Para essa construção ativa do cuidado integral, Cecílio (2001) assinala a importância de os profissionais de saúde estarem sempre atentos “à possibilidade e potencialidade de agregação de outros saberes disponíveis na equipe e de outras práticas disponíveis em outros serviços, de saúde ou não” (CECÍLIO, 2001, p. 119). Nessa lógica, cabe destacar o pensamento de Stephan-Souza (2012) ao afirmar que ações resolutivas em saúde requerem necessariamente ações complementares com outros serviços e níveis de atenção à saúde, como também parcerias com distintos setores sociais. Para a autora, essas parcerias são importantes para que se possa intervir no núcleo do problema de saúde que nem sempre decorre da falta de assistência em uma área, mas sim por falta de interação com outras áreas. A intersetorialidade, desse modo, compreende o potencial de articulação com as políticas de educação, assistência/previdência, habitação, trabalho, entre outras, frente à adequação às necessidades dos segmentos sociais vulnerabilizados ou em situação de risco social e sanitário (STEPHAN SOUZA, 2012). Nas palavras da autora:

A intersetorialidade, além da intrínseca consonância com o objeto saúde, tem como condição a reestruturação de vários setores e saberes próprios e específicos, no sentido de desenvolver uma visão mais abrangente, adequada e menos falha, para proporcionar uma resposta apropriada aos possíveis problemas de saúde deparados no cotidiano, quase sempre de origens multicausais ou multissetoriais. (STEPNHAN-SOUZA, 2012, p. 14).

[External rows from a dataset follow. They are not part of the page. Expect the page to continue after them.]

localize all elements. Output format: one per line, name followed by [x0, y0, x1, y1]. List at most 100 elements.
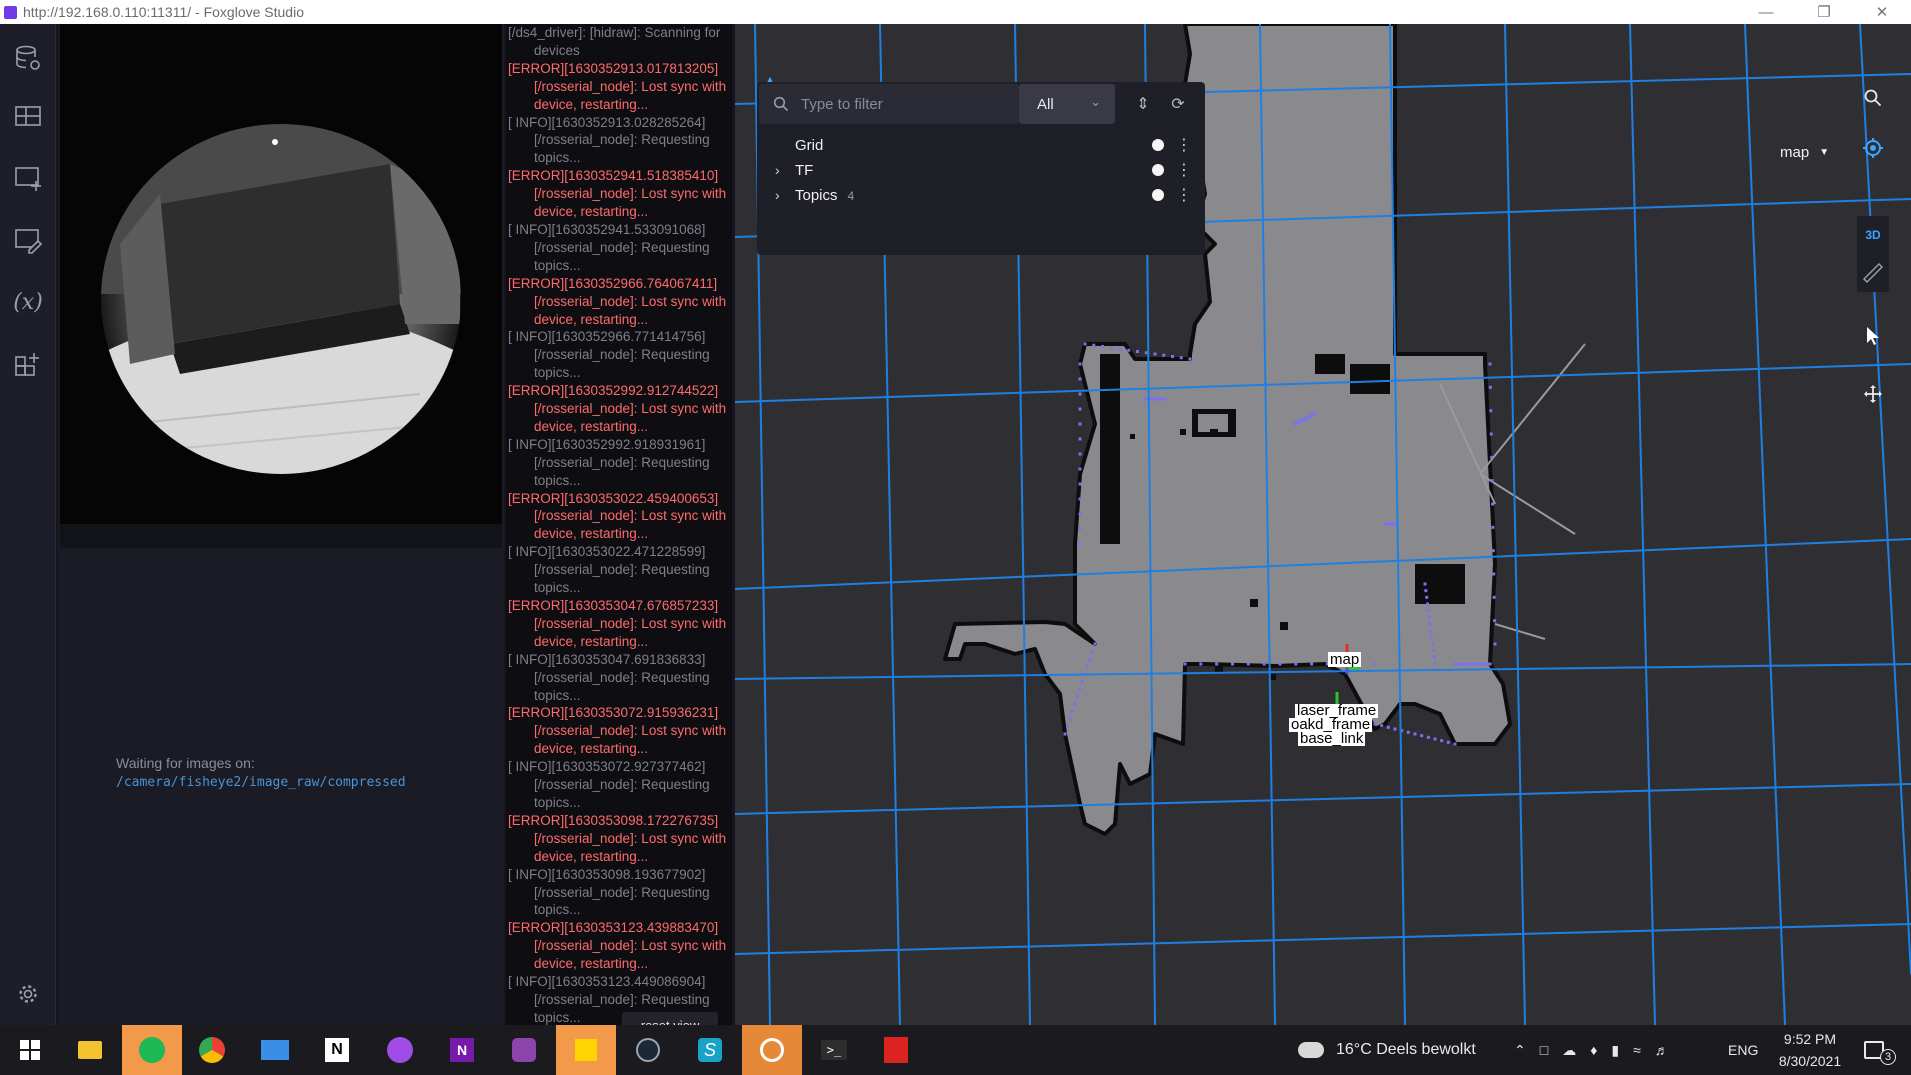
taskbar-slack[interactable]	[494, 1025, 554, 1075]
follow-frame-value: map	[1780, 143, 1810, 161]
taskbar-mail[interactable]	[245, 1025, 305, 1075]
layers-control: All ⌄ ⇕ ⟳ Grid ⋮ › TF ⋮ › Topics 4 ⋮	[757, 82, 1205, 255]
notifications-button[interactable]: 3	[1864, 1025, 1896, 1075]
scan-point	[1171, 355, 1174, 358]
layouts-button[interactable]	[8, 96, 48, 136]
scan-point	[1078, 467, 1082, 471]
taskbar-pdf[interactable]	[866, 1025, 926, 1075]
scan-point	[1489, 409, 1493, 413]
search-topics-button[interactable]	[1857, 82, 1889, 114]
scan-point	[1373, 722, 1377, 726]
layer-filter-select[interactable]: All ⌄	[1019, 84, 1115, 124]
data-source-button[interactable]	[8, 38, 48, 78]
more-options-icon[interactable]: ⋮	[1176, 185, 1192, 205]
wifi-icon[interactable]: ≈	[1633, 1042, 1641, 1058]
log-line: [ERROR][1630352992.912744522] [/rosseria…	[508, 383, 727, 434]
taskbar-steam[interactable]	[618, 1025, 678, 1075]
more-options-icon[interactable]: ⋮	[1176, 160, 1192, 180]
scan-point	[1446, 740, 1450, 744]
mode-3d-label: 3D	[1865, 228, 1881, 242]
log-line: [ INFO][1630353072.927377462] [/rosseria…	[508, 759, 710, 810]
rosout-log-panel[interactable]: [/ds4_driver]: [hidraw]: Scanning for de…	[506, 24, 732, 1025]
layer-row-topics[interactable]: › Topics 4 ⋮	[757, 180, 1205, 210]
filter-input[interactable]	[801, 95, 1001, 113]
more-options-icon[interactable]: ⋮	[1176, 135, 1192, 155]
follow-frame-select[interactable]: map ▼	[1780, 136, 1829, 168]
taskbar-onenote[interactable]: N	[432, 1025, 492, 1075]
taskbar-spotify[interactable]	[122, 1025, 182, 1075]
taskbar-messenger[interactable]	[370, 1025, 430, 1075]
scan-point	[1380, 724, 1384, 728]
gear-icon	[19, 985, 37, 1003]
visibility-toggle[interactable]	[1152, 139, 1164, 151]
restore-button[interactable]: ❐	[1795, 0, 1853, 24]
image-panel[interactable]: Waiting for images on: /camera/fisheye2/…	[58, 24, 504, 1025]
scan-point	[1313, 412, 1317, 416]
chevron-up-icon[interactable]: ⌃	[1514, 1042, 1526, 1059]
gift-icon[interactable]: ♦	[1590, 1042, 1597, 1058]
clock-time: 9:52 PM	[1783, 1031, 1837, 1047]
window-titlebar: http://192.168.0.110:11311/ - Foxglove S…	[0, 0, 1911, 24]
scan-point	[1491, 525, 1495, 529]
visibility-toggle[interactable]	[1152, 164, 1164, 176]
scan-point	[1431, 642, 1434, 646]
close-window-button[interactable]: ✕	[1853, 0, 1911, 24]
measure-button[interactable]	[1857, 254, 1889, 292]
app-settings-button[interactable]	[8, 974, 48, 1014]
scan-point	[1431, 649, 1435, 653]
messenger-icon	[387, 1037, 413, 1063]
windows-logo-icon	[20, 1040, 40, 1060]
minimize-button[interactable]: —	[1737, 0, 1795, 24]
scan-point	[1078, 527, 1082, 531]
cloud-icon[interactable]: ☁	[1562, 1042, 1576, 1059]
layer-filter[interactable]	[759, 84, 1019, 124]
ruler-icon	[1862, 262, 1884, 284]
chevron-down-icon: ⌄	[1090, 94, 1101, 109]
publish-pose-button[interactable]	[1857, 378, 1889, 410]
follow-target-button[interactable]	[1857, 132, 1889, 164]
scan-point	[1426, 735, 1430, 739]
toggle-3d-button[interactable]: 3D	[1857, 216, 1889, 254]
scan-point	[1393, 727, 1397, 731]
start-button[interactable]	[0, 1025, 60, 1075]
taskbar-notion[interactable]: N	[307, 1025, 367, 1075]
scan-point	[1068, 717, 1072, 721]
clock[interactable]: 9:52 PM 8/30/2021	[1775, 1025, 1845, 1075]
taskbar-foxglove[interactable]	[742, 1025, 802, 1075]
scan-point	[1490, 455, 1494, 459]
chevron-right-icon[interactable]: ›	[775, 162, 780, 178]
sticky-notes-icon	[575, 1039, 597, 1061]
panel-settings-button[interactable]	[8, 220, 48, 260]
visibility-toggle[interactable]	[1152, 189, 1164, 201]
battery-icon[interactable]: ▮	[1611, 1042, 1619, 1059]
scan-point	[1078, 377, 1082, 381]
extensions-button[interactable]	[8, 344, 48, 384]
reset-layers-button[interactable]: ⟳	[1167, 92, 1189, 116]
foxglove-icon	[760, 1038, 784, 1062]
layout-icon	[15, 106, 41, 126]
taskbar-s-app[interactable]: S	[680, 1025, 740, 1075]
layer-label: Grid	[795, 136, 824, 154]
log-line: [ INFO][1630353098.193677902] [/rosseria…	[508, 866, 710, 918]
volume-icon[interactable]: ♬	[1655, 1042, 1669, 1058]
taskbar-sticky-notes[interactable]	[556, 1025, 616, 1075]
device-icon[interactable]: □	[1540, 1042, 1548, 1058]
taskbar-chrome[interactable]	[182, 1025, 242, 1075]
chevron-right-icon[interactable]: ›	[775, 187, 780, 203]
scan-point	[1101, 345, 1104, 348]
add-panel-button[interactable]	[8, 158, 48, 198]
taskbar-terminal[interactable]: >_	[804, 1025, 864, 1075]
language-indicator[interactable]: ENG	[1728, 1025, 1758, 1075]
taskbar-file-explorer[interactable]	[60, 1025, 120, 1075]
scan-point	[1492, 572, 1496, 576]
select-tool-button[interactable]	[1857, 320, 1889, 352]
scan-point	[1078, 512, 1082, 516]
variables-button[interactable]: (x)	[8, 282, 48, 322]
scan-point	[1078, 542, 1082, 546]
weather-widget[interactable]: 16°C Deels bewolkt	[1298, 1025, 1476, 1075]
layer-name: TF	[795, 162, 813, 179]
caret-down-icon: ▼	[1819, 146, 1830, 158]
window-title: http://192.168.0.110:11311/ - Foxglove S…	[23, 4, 304, 20]
expand-collapse-button[interactable]: ⇕	[1132, 92, 1154, 116]
scan-point	[1488, 662, 1492, 666]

Portanto, as ações integradas na rede de serviços a partir do hospital, se fazem necessárias para ampliar a resolutividade da rede de atenção à saúde, e não podem ser negligenciadas. Para tanto, todo o processo que envolve ações

integradas na rede de serviços exige a formação acurada dos profissionais, alicerçada no conhecimento de uma clínica ampliada que incorpore conceitos, metodologias e gestão da rede em saúde.

De uma maneira geral, espera-se que o conteúdo desta seção possa ter fornecido elementos para a compreensão de que o processo de trabalho sobre o eixo da integralidade remete a ações resolutivas de saúde no hospital e a partir do hospital, entendendo a resolutividade das ações como ferramenta efetiva à produção do cuidado nos serviços públicos de saúde.

É importante também esclarecer que, embora o termo resolutividade tenha sido abordado de forma sucinta neste trabalho, este consiste de enorme complexidade por se tratar de um termo embrionário, empregado e entendido sob vários prismas. Assim, por não ser pretensão aprofundar-se a essa temática, espera- se que os esforços de síntese tenham sido, ainda que minimamente explorados, suficientes para compreensão e análise da pesquisa.